Despite his initial ineffectiveness, Stanley remained on the mound in the top of the eleventh. He redeemed himself a bit, allowing a Davis single but coaxing a double play from Cowens. Mirabella retired Gedman to start the bottom of the inning; Jurak then reached second an error by Bonnell (who had moved from left to third an inning earlier). Hoffman drew a walk, and Boggs reached on a Davis miscue, but Jurak was thrown out attempting to score on the play. That brought Evans to the plate with two outs and runners on the corners. The Mariners summoned Ed Nunez for the at bat, and Evans scoffed at the platoon advantage, launching a three-run walkoff homer.
This game... I mean, holy cow. The teams traded the lead relentlessly in the late innings, with the Mariners jumping ahead 4-2 in the eighth, the Sox getting a run in the eighth and another in the ninth to tie, the Mariners picking up two more in the tenth and the Sox tying it again before winning in the eleventh. The teams loaded the bases in seven separate innings, including five in a row from the bottom of the eighth through the bottom of the tenth. Boston had the winning run thrown out at home in back-to-back extra innings.
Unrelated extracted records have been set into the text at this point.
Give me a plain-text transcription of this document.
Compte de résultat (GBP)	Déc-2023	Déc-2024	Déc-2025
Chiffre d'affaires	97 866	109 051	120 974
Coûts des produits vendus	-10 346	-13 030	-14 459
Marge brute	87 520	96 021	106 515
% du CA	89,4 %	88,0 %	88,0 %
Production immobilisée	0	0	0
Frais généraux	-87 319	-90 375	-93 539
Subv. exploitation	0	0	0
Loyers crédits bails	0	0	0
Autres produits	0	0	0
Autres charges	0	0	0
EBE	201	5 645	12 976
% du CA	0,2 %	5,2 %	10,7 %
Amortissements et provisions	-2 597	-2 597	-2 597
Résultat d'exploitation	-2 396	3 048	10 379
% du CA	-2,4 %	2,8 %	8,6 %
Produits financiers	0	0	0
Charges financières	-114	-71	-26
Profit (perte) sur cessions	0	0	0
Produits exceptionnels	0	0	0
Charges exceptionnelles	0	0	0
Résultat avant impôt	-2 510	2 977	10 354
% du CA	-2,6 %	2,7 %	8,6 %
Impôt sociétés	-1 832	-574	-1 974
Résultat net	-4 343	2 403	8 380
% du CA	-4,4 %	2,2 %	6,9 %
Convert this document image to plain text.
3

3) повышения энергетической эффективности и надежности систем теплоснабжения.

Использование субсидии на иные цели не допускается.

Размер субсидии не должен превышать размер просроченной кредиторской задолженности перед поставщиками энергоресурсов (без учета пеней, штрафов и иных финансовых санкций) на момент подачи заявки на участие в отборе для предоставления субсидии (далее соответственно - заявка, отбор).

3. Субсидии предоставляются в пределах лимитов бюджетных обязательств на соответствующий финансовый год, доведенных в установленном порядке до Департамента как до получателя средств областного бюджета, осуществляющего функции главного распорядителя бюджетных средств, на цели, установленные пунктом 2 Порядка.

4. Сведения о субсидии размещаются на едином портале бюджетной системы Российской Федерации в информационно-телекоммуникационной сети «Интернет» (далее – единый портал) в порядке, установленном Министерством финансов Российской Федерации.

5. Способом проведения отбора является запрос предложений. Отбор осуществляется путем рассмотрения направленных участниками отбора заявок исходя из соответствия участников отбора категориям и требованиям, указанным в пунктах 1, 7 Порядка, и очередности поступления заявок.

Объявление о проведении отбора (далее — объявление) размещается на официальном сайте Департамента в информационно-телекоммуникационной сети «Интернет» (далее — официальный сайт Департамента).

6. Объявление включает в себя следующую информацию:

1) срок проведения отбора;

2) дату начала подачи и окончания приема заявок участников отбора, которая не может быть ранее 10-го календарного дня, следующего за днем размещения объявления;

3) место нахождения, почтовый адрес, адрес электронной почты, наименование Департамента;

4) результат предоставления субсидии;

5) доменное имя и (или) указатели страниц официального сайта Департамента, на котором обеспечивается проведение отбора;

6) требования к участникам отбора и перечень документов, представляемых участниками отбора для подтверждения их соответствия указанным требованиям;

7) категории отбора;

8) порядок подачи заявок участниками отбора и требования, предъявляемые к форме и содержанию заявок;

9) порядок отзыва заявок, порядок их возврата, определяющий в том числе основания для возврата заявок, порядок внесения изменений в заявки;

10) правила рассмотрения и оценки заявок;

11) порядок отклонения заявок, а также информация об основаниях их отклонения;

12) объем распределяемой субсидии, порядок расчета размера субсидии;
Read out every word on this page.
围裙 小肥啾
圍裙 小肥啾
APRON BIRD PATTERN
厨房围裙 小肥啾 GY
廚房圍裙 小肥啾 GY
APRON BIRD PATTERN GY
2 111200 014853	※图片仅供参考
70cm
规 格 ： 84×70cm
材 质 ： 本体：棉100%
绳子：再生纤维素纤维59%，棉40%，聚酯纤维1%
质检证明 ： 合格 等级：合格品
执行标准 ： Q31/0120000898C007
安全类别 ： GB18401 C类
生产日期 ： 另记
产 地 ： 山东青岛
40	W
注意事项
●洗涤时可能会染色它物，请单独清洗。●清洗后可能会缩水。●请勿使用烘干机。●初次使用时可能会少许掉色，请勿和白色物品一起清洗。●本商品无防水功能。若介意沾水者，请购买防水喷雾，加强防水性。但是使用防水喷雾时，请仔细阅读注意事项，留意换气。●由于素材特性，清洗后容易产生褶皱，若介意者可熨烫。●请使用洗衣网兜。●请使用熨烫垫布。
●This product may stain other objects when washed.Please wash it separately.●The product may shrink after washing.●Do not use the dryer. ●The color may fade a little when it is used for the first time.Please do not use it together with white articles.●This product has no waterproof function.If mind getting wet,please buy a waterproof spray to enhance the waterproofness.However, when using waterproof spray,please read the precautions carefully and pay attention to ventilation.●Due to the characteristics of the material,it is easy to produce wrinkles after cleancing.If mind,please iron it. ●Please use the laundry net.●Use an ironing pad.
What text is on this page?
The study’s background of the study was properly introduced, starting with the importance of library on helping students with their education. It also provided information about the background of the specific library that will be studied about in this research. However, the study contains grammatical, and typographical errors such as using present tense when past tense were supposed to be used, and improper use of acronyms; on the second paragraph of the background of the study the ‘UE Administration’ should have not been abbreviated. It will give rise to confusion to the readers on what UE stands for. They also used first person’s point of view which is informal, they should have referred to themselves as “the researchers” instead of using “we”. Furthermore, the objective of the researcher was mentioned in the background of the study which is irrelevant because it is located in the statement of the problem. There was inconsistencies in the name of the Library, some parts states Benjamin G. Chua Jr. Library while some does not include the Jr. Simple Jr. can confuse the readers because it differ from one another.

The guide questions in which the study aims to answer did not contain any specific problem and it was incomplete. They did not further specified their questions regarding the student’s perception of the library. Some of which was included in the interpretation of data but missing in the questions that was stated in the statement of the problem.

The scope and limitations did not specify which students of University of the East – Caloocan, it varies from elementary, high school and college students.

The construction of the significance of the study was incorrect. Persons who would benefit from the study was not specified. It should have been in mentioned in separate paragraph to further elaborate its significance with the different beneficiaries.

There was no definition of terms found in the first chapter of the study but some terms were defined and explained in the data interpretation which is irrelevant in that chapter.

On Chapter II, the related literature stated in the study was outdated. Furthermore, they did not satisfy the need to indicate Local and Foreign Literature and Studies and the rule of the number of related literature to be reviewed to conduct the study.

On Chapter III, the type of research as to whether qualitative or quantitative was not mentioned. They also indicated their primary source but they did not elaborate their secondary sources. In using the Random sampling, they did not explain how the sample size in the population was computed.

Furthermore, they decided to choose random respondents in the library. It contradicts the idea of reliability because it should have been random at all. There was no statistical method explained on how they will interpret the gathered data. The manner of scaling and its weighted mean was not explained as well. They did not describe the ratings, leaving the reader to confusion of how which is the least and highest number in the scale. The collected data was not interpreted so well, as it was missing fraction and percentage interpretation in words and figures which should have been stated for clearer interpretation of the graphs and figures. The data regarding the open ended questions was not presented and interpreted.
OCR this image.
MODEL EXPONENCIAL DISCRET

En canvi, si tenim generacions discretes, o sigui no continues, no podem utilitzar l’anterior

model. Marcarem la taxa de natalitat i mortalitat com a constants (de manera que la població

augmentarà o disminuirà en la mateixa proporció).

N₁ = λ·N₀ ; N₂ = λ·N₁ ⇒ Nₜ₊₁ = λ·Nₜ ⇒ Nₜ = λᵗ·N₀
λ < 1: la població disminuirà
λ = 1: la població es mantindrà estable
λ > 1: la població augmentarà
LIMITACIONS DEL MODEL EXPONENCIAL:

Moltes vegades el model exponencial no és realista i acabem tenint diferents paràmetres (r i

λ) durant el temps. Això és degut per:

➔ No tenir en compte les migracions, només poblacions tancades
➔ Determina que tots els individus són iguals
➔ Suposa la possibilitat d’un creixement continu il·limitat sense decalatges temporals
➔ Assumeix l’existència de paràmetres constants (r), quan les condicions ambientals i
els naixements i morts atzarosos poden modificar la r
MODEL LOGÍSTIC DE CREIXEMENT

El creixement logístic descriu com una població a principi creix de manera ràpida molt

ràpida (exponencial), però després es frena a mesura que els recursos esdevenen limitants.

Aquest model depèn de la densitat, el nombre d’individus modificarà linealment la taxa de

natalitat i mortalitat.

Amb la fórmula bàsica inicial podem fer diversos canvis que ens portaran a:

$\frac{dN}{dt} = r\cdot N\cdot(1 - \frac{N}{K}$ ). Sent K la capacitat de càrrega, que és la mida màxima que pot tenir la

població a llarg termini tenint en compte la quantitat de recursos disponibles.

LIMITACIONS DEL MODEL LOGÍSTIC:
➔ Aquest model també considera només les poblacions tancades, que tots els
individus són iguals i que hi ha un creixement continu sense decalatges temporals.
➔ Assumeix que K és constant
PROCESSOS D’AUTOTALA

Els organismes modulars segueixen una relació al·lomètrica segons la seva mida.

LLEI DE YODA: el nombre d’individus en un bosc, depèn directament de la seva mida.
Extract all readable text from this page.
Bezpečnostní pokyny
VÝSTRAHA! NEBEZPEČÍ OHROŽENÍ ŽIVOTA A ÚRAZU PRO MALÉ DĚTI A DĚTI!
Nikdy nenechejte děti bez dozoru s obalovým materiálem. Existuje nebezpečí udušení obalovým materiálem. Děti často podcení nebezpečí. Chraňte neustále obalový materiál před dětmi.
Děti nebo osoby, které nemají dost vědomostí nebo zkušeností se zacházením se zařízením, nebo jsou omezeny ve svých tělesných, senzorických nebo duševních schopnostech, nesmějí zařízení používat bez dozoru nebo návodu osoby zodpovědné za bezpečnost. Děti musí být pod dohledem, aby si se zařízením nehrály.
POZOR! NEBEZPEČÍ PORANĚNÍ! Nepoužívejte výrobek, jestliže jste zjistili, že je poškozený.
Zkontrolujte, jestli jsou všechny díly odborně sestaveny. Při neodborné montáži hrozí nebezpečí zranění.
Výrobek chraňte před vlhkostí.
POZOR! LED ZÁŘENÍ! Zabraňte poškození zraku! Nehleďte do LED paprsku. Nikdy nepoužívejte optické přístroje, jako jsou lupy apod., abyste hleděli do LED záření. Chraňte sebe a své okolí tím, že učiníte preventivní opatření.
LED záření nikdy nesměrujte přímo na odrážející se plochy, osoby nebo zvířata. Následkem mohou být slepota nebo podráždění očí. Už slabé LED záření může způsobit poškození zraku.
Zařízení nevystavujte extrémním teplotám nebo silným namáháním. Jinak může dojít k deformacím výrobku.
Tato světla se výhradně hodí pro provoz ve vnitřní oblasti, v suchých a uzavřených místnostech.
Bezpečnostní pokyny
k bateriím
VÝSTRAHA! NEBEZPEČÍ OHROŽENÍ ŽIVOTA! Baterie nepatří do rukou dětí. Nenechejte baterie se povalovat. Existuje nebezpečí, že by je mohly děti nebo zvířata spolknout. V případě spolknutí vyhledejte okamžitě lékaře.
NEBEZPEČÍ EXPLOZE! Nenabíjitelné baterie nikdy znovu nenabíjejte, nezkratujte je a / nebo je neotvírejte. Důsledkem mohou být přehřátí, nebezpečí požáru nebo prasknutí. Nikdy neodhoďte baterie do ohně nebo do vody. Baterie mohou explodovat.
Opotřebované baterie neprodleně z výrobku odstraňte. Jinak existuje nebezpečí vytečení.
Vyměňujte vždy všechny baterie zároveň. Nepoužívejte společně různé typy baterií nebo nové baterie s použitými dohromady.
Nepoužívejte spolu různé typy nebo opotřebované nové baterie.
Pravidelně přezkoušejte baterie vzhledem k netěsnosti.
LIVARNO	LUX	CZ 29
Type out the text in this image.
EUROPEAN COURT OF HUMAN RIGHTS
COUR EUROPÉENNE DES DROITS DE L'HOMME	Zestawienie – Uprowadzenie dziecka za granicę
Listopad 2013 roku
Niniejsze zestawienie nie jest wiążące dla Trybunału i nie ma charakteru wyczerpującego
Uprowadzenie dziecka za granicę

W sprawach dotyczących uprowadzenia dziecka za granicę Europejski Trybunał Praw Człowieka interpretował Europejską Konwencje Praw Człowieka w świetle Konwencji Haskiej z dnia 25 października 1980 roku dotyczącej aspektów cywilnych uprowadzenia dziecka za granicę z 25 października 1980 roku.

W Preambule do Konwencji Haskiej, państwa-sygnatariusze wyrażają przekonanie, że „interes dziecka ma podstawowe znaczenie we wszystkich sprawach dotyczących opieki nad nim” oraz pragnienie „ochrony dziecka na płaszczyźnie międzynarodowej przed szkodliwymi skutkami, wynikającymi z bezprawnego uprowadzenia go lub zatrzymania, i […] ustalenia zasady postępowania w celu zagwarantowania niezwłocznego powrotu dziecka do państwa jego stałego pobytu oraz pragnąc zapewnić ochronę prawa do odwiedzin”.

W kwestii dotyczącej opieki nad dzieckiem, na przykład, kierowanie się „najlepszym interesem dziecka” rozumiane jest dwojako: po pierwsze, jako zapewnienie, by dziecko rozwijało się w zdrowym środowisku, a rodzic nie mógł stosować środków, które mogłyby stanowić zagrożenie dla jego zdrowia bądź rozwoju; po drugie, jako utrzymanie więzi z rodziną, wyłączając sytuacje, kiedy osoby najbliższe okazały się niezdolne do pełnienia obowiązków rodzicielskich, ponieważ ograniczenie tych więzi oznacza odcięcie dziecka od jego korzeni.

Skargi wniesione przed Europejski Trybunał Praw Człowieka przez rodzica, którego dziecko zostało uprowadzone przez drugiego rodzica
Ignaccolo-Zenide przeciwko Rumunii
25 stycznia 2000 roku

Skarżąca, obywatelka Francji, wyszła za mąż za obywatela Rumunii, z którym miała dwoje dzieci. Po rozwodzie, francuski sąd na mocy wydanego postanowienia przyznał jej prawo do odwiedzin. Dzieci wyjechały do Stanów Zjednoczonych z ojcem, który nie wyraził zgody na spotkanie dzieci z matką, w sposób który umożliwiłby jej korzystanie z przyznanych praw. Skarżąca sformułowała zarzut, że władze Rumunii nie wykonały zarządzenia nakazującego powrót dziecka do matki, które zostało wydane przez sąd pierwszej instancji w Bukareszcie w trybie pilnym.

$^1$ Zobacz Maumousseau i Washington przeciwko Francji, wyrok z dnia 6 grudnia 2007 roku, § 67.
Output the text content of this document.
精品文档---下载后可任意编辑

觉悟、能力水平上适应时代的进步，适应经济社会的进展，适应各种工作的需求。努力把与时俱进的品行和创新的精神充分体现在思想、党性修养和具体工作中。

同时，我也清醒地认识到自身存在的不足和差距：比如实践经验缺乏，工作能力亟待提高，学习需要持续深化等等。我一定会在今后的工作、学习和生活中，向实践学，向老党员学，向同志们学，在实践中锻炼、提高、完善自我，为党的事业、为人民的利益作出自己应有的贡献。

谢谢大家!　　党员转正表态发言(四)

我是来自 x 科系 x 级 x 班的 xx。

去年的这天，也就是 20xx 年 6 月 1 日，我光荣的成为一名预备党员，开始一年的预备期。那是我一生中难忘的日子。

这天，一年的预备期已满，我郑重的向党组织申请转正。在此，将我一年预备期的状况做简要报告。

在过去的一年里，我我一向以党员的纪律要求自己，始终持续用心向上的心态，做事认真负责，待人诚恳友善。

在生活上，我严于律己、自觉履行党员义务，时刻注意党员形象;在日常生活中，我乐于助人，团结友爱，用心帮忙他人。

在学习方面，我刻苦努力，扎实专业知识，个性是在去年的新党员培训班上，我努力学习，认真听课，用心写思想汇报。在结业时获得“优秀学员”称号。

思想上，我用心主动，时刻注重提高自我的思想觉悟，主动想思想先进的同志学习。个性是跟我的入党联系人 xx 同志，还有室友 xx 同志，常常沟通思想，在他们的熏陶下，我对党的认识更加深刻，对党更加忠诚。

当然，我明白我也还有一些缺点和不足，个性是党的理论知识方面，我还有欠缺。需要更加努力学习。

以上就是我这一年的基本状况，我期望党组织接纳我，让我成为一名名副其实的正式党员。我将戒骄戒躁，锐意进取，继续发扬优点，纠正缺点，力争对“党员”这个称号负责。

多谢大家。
And you can argue that none of the above qualifies as the game's most distinctive feature, because Dwight Evans's walkoff homer completed a cycle for him. According to the first comment in this Baseball-Reference post, it was only the fourth cycle in baseball history to feature a walkoff homer (Carlos Gonzalez added a fifth in 2010).
The game scores a WPL of 7.18, the sixth-highest of 1984 so far and the highest of any game 11 innings or shorter in my ever-expanding database (passing this game, which is rather better-known). And given the multiple runners thrown out at the plate and the walkoff cycle, you can argue that it's being underrated.